Every August, in the sweltering heat of the Nevada desert, tens
of thousands of people descend upon Burning Man. It’s an outdoor event where
organizers build a makeshift city filled with art installations such as ice
sculptures and warped, inverted semi-trailers. It culminates with the burning
of a massive wooden effigy on Saturday night.
But where does water get its due in all this sound and fury?
The answer is being provided this weekend by the first Water
Woman festival, to be held at the Squamish Valley Campground this B.C. Day long
weekend, Aug. 1 to 4.
Water Woman organizer Renee Hope, an artist and social justice
activist from the Sunshine Coast, aims to provide a “complementary balance” to
the Burning Man festival by offering what its website calls a celebration of
the “Divine Feminine.”
The idea for Water Woman grew out of Hope’s disillusionment
spawned with complaints she was hearing about Burning Man.
“Burning Man is a lot about the power of destruction,” she
said. “People desire balance to the fire energies of Burning Man.”
Where Burning Man is characterized by themes such as debauchery
and hedonism, Hope said Water Woman will have a lighter touch.
“There was a time of the goddess, and then it transformed
globally into the predominance of the divine masculine,” she said. “We are
feeling that there's a need for balance by empowering the divine feminine
within women and men.”
Hope seeks to achieve this through a variety of installations
and events that will take place throughout the weekend. They’ll include
workshops for personal healing, as well as performance artists, a kids’ zone
and an art gallery showing work by international artists.
On the more spiritual side, sacred musician Shimshai will be
coming from California specifically for the festival, according to a news
release. His music defies classification — it runs the gamut from
Sanskrit mantras to traditional South American folk songs.
There will also be people from different spiritual traditions
joining together to perform water ceremonies. People from several different
spiritual traditions, including Christianity, Buddhism and various First
Nations traditions will lead the rites.
The blessed water will then be collected in a series of
fountains throughout the festival grounds. It will have a final blessing and
then be poured into the Squamish River, which flows into the ocean. It’s a kind
of spiritual cleansing ceremony, according to Hope.

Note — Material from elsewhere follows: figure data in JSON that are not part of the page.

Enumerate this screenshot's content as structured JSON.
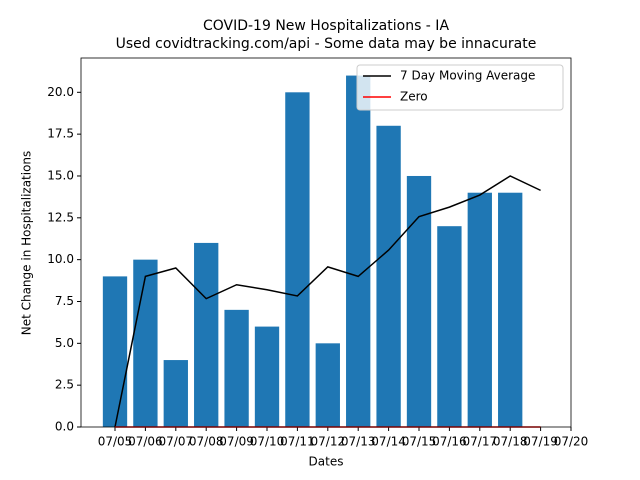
{
  "chart_data": {
    "type": "bar",
    "title": "COVID-19 New Hospitalizations - IA",
    "subtitle": "Used covidtracking.com/api - Some data may be innacurate",
    "x_label": "Dates",
    "y_label": "Net Change in Hospitalizations",
    "categories": [
      "07/05",
      "07/06",
      "07/07",
      "07/08",
      "07/09",
      "07/10",
      "07/11",
      "07/12",
      "07/13",
      "07/14",
      "07/15",
      "07/16",
      "07/17",
      "07/18",
      "07/19",
      "07/20"
    ],
    "values": [
      9,
      10,
      4,
      11,
      7,
      6,
      20,
      5,
      21,
      18,
      15,
      12,
      14,
      14,
      null,
      null
    ],
    "color": "#1f77b4",
    "series": [
      {
        "name": "7 Day Moving Average",
        "color": "#000000",
        "values": [
          0,
          9,
          9.5,
          7.67,
          8.5,
          8.2,
          7.83,
          9.57,
          9,
          10.57,
          12.57,
          13.14,
          13.86,
          15,
          14.14,
          null
        ]
      },
      {
        "name": "Zero",
        "color": "#ff0000",
        "values": [
          0,
          0,
          0,
          0,
          0,
          0,
          0,
          0,
          0,
          0,
          0,
          0,
          0,
          0,
          0,
          null
        ]
      }
    ],
    "ylim": [
      0,
      22.05
    ],
    "yticks": [
      {
        "value": 0,
        "label": "0.0"
      },
      {
        "value": 2.5,
        "label": "2.5"
      },
      {
        "value": 5,
        "label": "5.0"
      },
      {
        "value": 7.5,
        "label": "7.5"
      },
      {
        "value": 10,
        "label": "10.0"
      },
      {
        "value": 12.5,
        "label": "12.5"
      },
      {
        "value": 15,
        "label": "15.0"
      },
      {
        "value": 17.5,
        "label": "17.5"
      },
      {
        "value": 20,
        "label": "20.0"
      }
    ],
    "legend": "upper right"
  }
}
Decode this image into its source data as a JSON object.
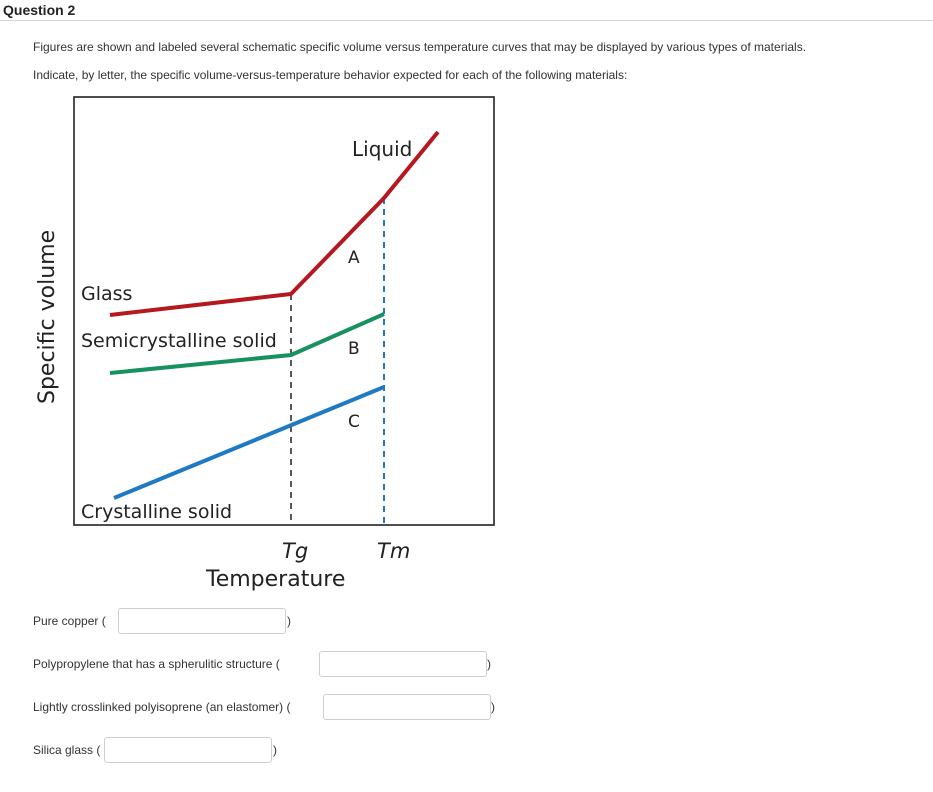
{
  "question": {
    "title": "Question 2",
    "instruction_1": "Figures  are shown and labeled several schematic specific volume versus temperature curves that may be displayed by various types of materials.",
    "instruction_2": "Indicate, by letter, the specific volume-versus-temperature behavior expected for each of the following materials:"
  },
  "figure": {
    "y_axis_label": "Specific volume",
    "x_axis_label": "Temperature",
    "tg_label": "Tg",
    "tm_label": "Tm",
    "liquid_label": "Liquid",
    "glass_label": "Glass",
    "semicrystalline_label": "Semicrystalline solid",
    "crystalline_label": "Crystalline solid",
    "curve_a_label": "A",
    "curve_b_label": "B",
    "curve_c_label": "C",
    "colors": {
      "curve_a": "#b5191f",
      "curve_b": "#17915f",
      "curve_c": "#1f7ac4",
      "dashed_tg": "#222222",
      "dashed_tm": "#1f7ac4"
    }
  },
  "answers": [
    {
      "label": "Pure copper (",
      "value": "",
      "close": ")"
    },
    {
      "label": "Polypropylene that has a spherulitic structure (",
      "value": "",
      "close": ")"
    },
    {
      "label": "Lightly crosslinked polyisoprene (an elastomer) (",
      "value": "",
      "close": ")"
    },
    {
      "label": "Silica glass (",
      "value": "",
      "close": ")"
    }
  ]
}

“The point is that when you have blessed water, and you add it
to other water, it charges and energizes that blessing or that power through
the new water that it contacts,” she said.
Hope said the Squamish campground site was chosen because of its
proximity to the mountains and the ocean.

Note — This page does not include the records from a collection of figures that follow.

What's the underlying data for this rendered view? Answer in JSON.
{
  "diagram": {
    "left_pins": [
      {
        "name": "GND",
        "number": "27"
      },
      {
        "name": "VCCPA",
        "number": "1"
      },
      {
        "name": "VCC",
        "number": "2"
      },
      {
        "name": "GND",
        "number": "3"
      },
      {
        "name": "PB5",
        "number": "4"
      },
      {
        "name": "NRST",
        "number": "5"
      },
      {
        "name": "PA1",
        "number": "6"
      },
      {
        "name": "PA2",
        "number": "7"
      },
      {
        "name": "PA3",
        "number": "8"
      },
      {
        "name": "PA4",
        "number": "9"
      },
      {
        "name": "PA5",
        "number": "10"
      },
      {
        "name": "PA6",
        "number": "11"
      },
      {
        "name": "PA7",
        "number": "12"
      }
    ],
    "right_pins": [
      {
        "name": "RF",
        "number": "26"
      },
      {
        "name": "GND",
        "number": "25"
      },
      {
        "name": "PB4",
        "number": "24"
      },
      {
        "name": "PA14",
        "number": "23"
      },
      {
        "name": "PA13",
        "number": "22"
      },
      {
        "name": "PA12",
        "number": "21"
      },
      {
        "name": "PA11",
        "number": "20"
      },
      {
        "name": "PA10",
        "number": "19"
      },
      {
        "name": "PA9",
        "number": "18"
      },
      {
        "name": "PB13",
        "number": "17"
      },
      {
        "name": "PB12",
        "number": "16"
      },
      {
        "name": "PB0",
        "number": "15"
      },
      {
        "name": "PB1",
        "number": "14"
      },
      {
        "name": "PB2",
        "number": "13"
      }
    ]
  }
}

“It is a beautiful place where there’s glacier mountains, which
melt and run into the Squamish Valley River, which runs right along the shores
of Water Woman,” she said. “This glacier river provides water for many people
in the Squamish city, and it also flows out into the ocean, so it provides
fresh water for, really, the world.”
Though she isn’t yet sure what the event will look and feel
like, Hope expects that it will create a sense of community among those gathered.
“I think Water Woman may have started as an intention to create
a complement, but it has evolved into its own thing, its own intention,” she
said.
Tickets for Water Woman are available for $99 online at www.waterwomanevent.com and $111 at the gate for the four-day festival. Tickets can also be bought at a series of locations. They’re being sold at HighLife Records in Vancouver, Sacred Herb in Victoria as well as three stores on the Sunshine Coast — Coast Books, MELOmania and Wind and Song Gallery.